Saturday, July 24, 2010

Egg Free, Dairy Free, Nut Free Jell-O Poke Cupcakes

I loved Jell-O poke cakes when I was a child. I decided I would try to recreate that recipe with a safe white cake and whipped cream. They turned out so good and just like I remembered them.

Jell-O Poke Cupcakes

18-24 prepared vanilla cupcakes
3 oz box Jell-O, any flavor desired
1 cup boiling water
1/2 cup cold water
Prepared safe whipped cream (I used Rich's Whip beaten very stiff)

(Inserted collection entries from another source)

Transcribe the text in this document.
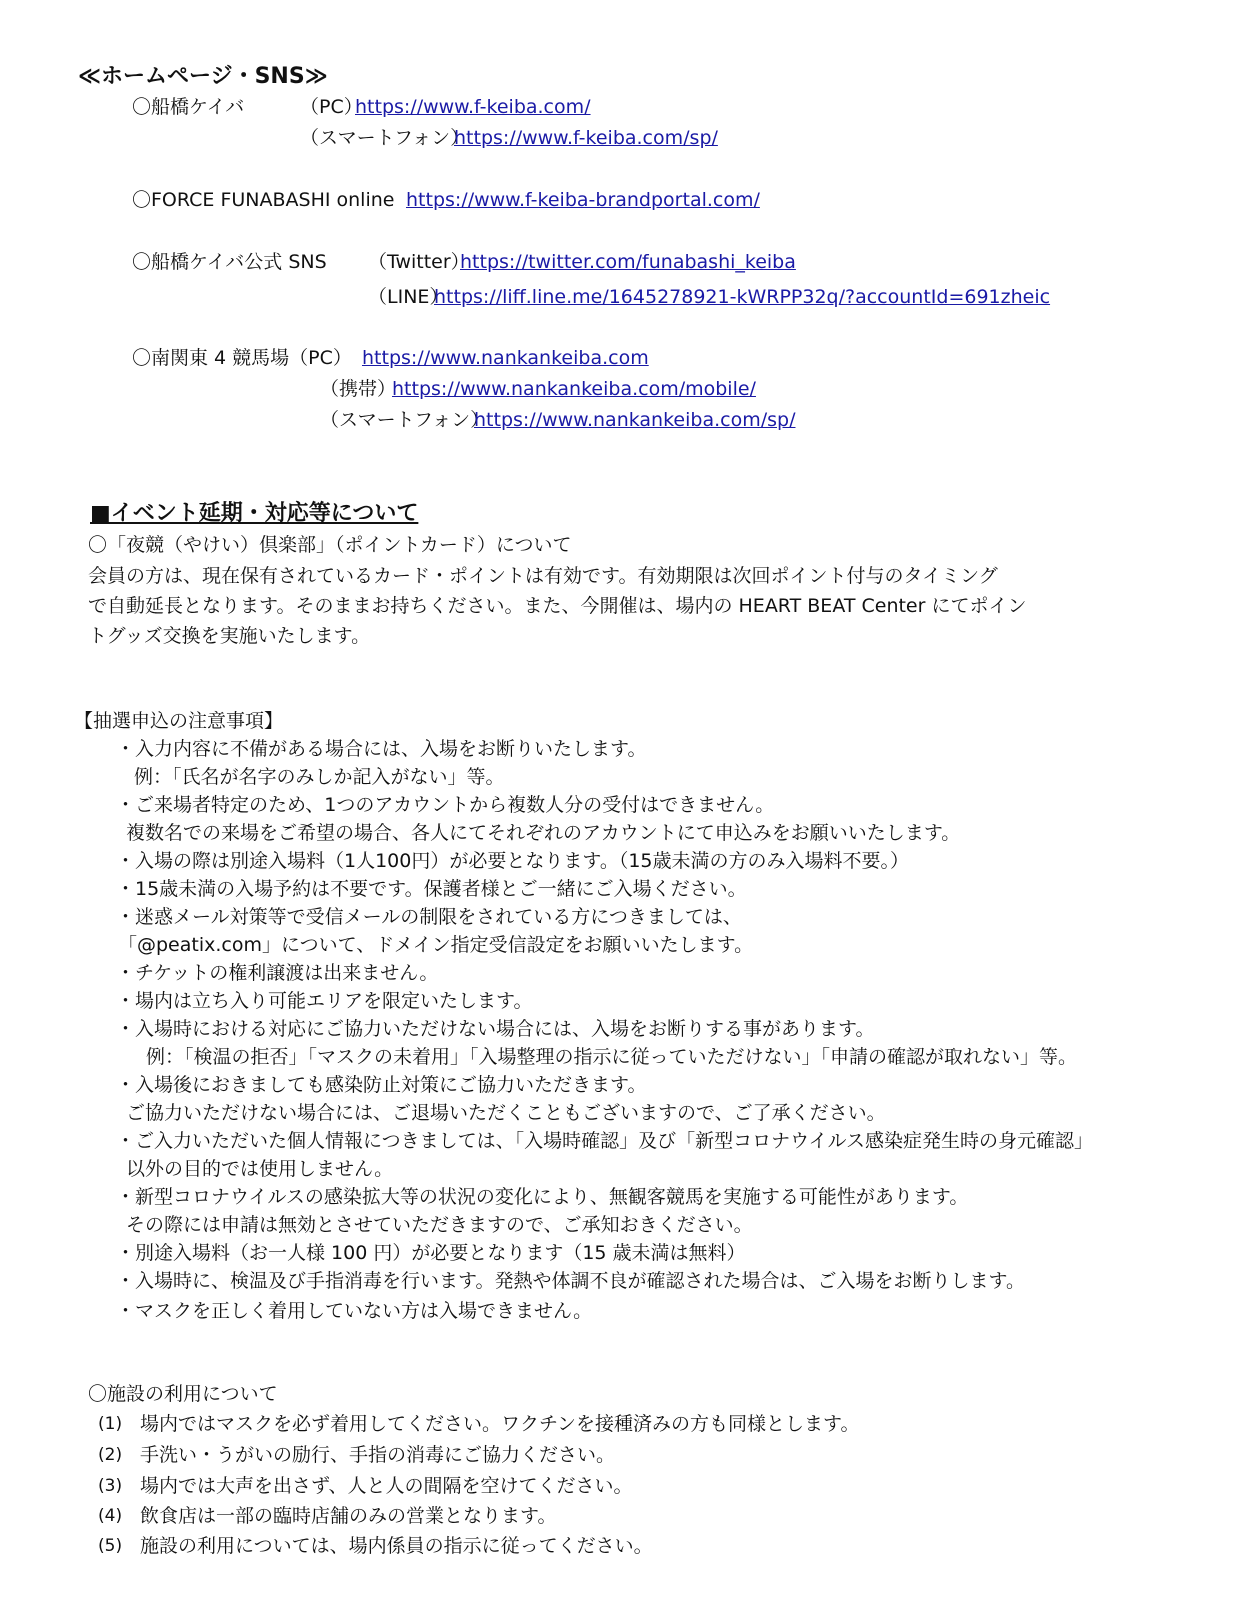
≪ホームページ・SNS≫
〇船橋ケイバ	（PC）
https://www.f-keiba.com/
（スマートフォン）
https://www.f-keiba.com/sp/
〇FORCE FUNABASHI online https://www.f-keiba-brandportal.com/
〇船橋ケイバ公式 SNS （Twitter）
https://twitter.com/funabashi_keiba
（LINE）
https://liff.line.me/1645278921-kWRPP32q/?accountId=691zheic
〇南関東 4 競馬場（PC） https://www.nankankeiba.com
（携帯）
https://www.nankankeiba.com/mobile/
（スマートフォン）
https://www.nankankeiba.com/sp/
■イベント延期・対応等について
〇「夜競（やけい）倶楽部」（ポイントカード）について
会員の方は、現在保有されているカード・ポイントは有効です。有効期限は次回ポイント付与のタイミング
で自動延長となります。そのままお持ちください。また、今開催は、場内の HEART BEAT Center にてポイン
トグッズ交換を実施いたします。
【抽選申込の注意事項】
・入力内容に不備がある場合には、入場をお断りいたします。
例：「氏名が名字のみしか記入がない」等。
・ご来場者特定のため、1つのアカウントから複数人分の受付はできません。
複数名での来場をご希望の場合、各人にてそれぞれのアカウントにて申込みをお願いいたします。
・入場の際は別途入場料（1人100円）が必要となります。（15歳未満の方のみ入場料不要。）
・15歳未満の入場予約は不要です。保護者様とご一緒にご入場ください。
・迷惑メール対策等で受信メールの制限をされている方につきましては、
「@peatix.com」について、ドメイン指定受信設定をお願いいたします。
・チケットの権利譲渡は出来ません。
・場内は立ち入り可能エリアを限定いたします。
・入場時における対応にご協力いただけない場合には、入場をお断りする事があります。
例：「検温の拒否」「マスクの未着用」「入場整理の指示に従っていただけない」「申請の確認が取れない」等。
・入場後におきましても感染防止対策にご協力いただきます。
ご協力いただけない場合には、ご退場いただくこともございますので、ご了承ください。
・ご入力いただいた個人情報につきましては、「入場時確認」及び「新型コロナウイルス感染症発生時の身元確認」
以外の目的では使用しません。
・新型コロナウイルスの感染拡大等の状況の変化により、無観客競馬を実施する可能性があります。
その際には申請は無効とさせていただきますので、ご承知おきください。
・別途入場料（お一人様 100 円）が必要となります（15 歳未満は無料）
・入場時に、検温及び手指消毒を行います。発熱や体調不良が確認された場合は、ご入場をお断りします。
・マスクを正しく着用していない方は入場できません。
〇施設の利用について
(1) 場内ではマスクを必ず着用してください。ワクチンを接種済みの方も同様とします。
(2) 手洗い・うがいの励行、手指の消毒にご協力ください。
(3) 場内では大声を出さず、人と人の間隔を空けてください。
(4) 飲食店は一部の臨時店舗のみの営業となります。
(5) 施設の利用については、場内係員の指示に従ってください。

Cool the cupcakes for 15 minutes. Prick the cupcakes with a fork at least 4 times. Place the Jell-O in a bowl and pour the boiling water over top. Whisk until all of the Jell-O crystals have dissolved. Add the cold water and whisk to combine. Spoon the Jell-O mixture over the poked cupcakes, allowing the excess liquid to drip back into the bowl. Use a paper towel to wipe the bottoms of the wrappers. Place the cupcakes in the fridge to chill for at least 4 hours. Top with the whipped cream. Store covered in the fridge.
*  A prepared 8x11 or 9x13 white cake can be substituted for the cupcakes. Simply pour the Jell-O mixture over the poked cake.
*  I used the Amazing Vanilla Cupcakes recipe I posted on 5/28/10.